Quell sadness by bathing and sleeping, is his final note. That’s right, no J(k).
Reviewed, remixed, his remedies read a bit like New Age— not medieval— wisdom. I
sag sometimes beneath the peculiar sorrow of being the one my children turn to when each
tangos with her own demons. Then I get FaceTime and phone calls frantic with sobbing,
urgent pleas for help. Thomas, what else can you tell me of sorrow branching from sorrow? Of
visceral pains that tear me up, head-heart-psyche, because of my mother-nature?
When finally I fall into sleep (after a hot bath, as prescribed),
xylems pull from the roots of old fears and swell with pressure. Pane, panic
yeasts from similar spores? Oh to starve forever what feeds on the bread of misgiving. Rhumb
zeroing in on the mother of cures for malaise: just not enough to numb, and not yet nirvana.

 

In response to St.
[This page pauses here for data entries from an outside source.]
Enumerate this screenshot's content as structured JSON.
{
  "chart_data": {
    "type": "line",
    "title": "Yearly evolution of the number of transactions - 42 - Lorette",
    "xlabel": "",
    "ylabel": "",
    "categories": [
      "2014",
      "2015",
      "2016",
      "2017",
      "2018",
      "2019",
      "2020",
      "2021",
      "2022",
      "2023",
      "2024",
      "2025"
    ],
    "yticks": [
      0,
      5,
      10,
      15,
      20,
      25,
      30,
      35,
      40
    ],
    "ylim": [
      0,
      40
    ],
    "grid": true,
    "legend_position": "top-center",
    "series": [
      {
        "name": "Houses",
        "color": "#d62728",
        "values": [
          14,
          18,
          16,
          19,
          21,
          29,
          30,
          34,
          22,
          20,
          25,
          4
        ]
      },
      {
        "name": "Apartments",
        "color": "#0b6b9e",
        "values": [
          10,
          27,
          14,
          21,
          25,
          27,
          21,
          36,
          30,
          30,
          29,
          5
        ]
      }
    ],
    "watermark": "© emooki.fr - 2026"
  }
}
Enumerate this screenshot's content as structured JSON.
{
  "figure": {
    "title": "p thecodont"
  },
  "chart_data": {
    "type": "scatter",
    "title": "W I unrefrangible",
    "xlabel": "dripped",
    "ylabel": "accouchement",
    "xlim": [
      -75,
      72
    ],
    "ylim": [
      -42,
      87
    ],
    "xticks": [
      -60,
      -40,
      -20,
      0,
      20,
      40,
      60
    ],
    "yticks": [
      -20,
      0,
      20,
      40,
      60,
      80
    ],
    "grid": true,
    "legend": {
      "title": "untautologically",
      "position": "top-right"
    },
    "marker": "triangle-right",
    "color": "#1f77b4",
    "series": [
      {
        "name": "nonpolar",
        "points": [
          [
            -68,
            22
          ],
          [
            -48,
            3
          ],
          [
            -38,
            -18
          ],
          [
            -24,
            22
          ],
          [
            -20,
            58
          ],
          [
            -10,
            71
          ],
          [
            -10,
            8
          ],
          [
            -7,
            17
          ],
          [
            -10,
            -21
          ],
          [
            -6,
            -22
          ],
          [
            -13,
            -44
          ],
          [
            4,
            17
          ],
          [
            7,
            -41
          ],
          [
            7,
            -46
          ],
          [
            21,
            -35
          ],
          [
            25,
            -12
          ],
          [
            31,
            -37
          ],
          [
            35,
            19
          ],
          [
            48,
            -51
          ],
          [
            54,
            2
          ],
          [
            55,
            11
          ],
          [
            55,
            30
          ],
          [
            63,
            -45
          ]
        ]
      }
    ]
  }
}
Thomas Aquinas.

Mammatus

What kind of cloud is that? our traveling
companion asked, peering at the bobbled

masses suspended like teats on the underside
of a thunderstorm, like follicles of cream—

And if snow or rain fell now,
tilting back our heads

would we most clearly resemble
our ongoing hunger, would we open

and open as in that first instinctive
prising-then-latching, that gasping

for breath between the beginning
and the rest of the curving track—

 

In response to Via Negativa: Impediment.